Foreman/katello version:
foreman-2.4.0-1.el8.noarch
katello-4.0.0-1.el8.noarch

OS:
CentOS Linux release 8.3.2011

Hi,

After applying following prlimit changes I succeeded in uploading the CentOS 7 ISO:

for PID in ps -u pulp | grep -v PID | awk '{print $1}'; do prlimit -n8192 -p $PID; done

Then started the ISO upload and followed up the # open files for all the processes for the user pulp:

for PID in ps -u pulp | grep -v PID | awk '{print $1}'; do echo “PID # ${PID} open files count : $(sudo ls -l /proc/${PID}/fd | wc -l)”; done

Once the iso was completely uploaded a new process was started which had 1900 open files:

PID # 254390 open files count : 1900

Hope this this might solve also the problem for syncing large repos as well the devs to apply fixes in the product to solve this issue.

Sadly this didn’t help when syncing the kickstart repos :frowning:

In my case I had to repeat syncing several times. The repo was using immediate download policy and it was rhel 7 kickstart. Good thing is, it uses everything that was synced before so retrying ~5 times worked. It was also suggested to increase the Sync Connection Timeout to a bigger number (300 -> 600) and trying to enable concurent download, e.g. by hammer repository update --id=26 --download-concurrency=5

I only bumped the timeout but that didn’t help much. I had to retry several times.

Getting this too, with a fresh Katello 4.0.1 installation. :frowning:

It seems Pulp3 does not retry on failure and therefore Katello task fails. Perhaps Katello should add some retry mechanism unless it can be added to Pulp3 directly.

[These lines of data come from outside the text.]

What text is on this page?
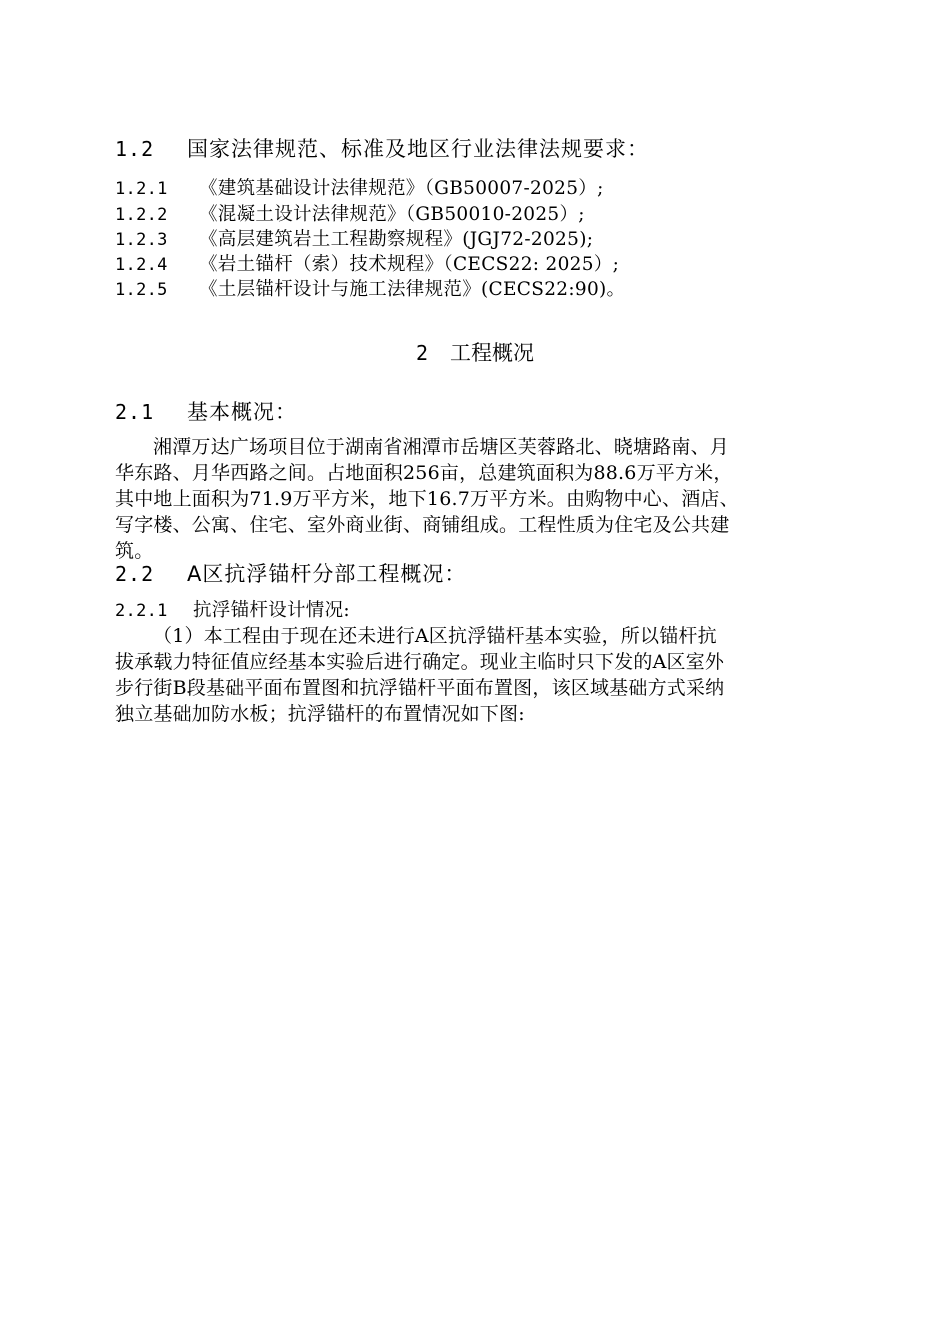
1.2 国家法律规范、标准及地区行业法律法规要求：
1.2.1 《建筑基础设计法律规范》（GB50007-2025）;
1.2.2 《混凝土设计法律规范》（GB50010-2025）;
1.2.3 《高层建筑岩土工程勘察规程》(JGJ72-2025);
1.2.4 《岩土锚杆（索）技术规程》（CECS22: 2025）;
1.2.5 《土层锚杆设计与施工法律规范》(CECS22:90)。
2 工程概况
2.1 基本概况：
湘潭万达广场项目位于湖南省湘潭市岳塘区芙蓉路北、晓塘路南、月
华东路、月华西路之间。占地面积256亩，总建筑面积为88.6万平方米，
其中地上面积为71.9万平方米，地下16.7万平方米。由购物中心、酒店、
写字楼、公寓、住宅、室外商业街、商铺组成。工程性质为住宅及公共建
筑。
2.2 A区抗浮锚杆分部工程概况：
2.2.1 抗浮锚杆设计情况:
（1）本工程由于现在还未进行A区抗浮锚杆基本实验，所以锚杆抗
拔承载力特征值应经基本实验后进行确定。现业主临时只下发的A区室外
步行街B段基础平面布置图和抗浮锚杆平面布置图，该区域基础方式采纳
独立基础加防水板；抗浮锚杆的布置情况如下图:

setting a download concurrency of 1 seemed to solve the issue… if only 1 sync was running at a time. This is not reasonable and i’ve filed Issue #8867: downloads from cdn.redhat fail with 'Cannot connect to host cdn.redhat.com:443 ssl:default [[SSL: SSLV3_ALERT_UNEXPECTED_MESSAGE] sslv3 alert unexpected message (_ssl.c:877)]' - Pulp

I know they are looking into on the redhat cdn side, but ive seen so many different types of download issues that potentially could be resolved by having pulp do some sort of retrying that I’m planning on raising this as a bigger issue.

Same issue for me, with foreman 2.4 / katello 4.0.1 fresh install.

Download concurrency of 1 also helped for me as well. Repo sync got halfway through Red Hat EL8 AppStream repo, and then just would not go any further, failing again and again with response payload error. Lowering download concurrency to 1 got it progressing again, although it did fail again later and needed to kick off sync one more time to get it to finish.

Definitely looks like pulp needs to lower concurrency, and could be more robust - it should make some attempts to retry when it hits an error.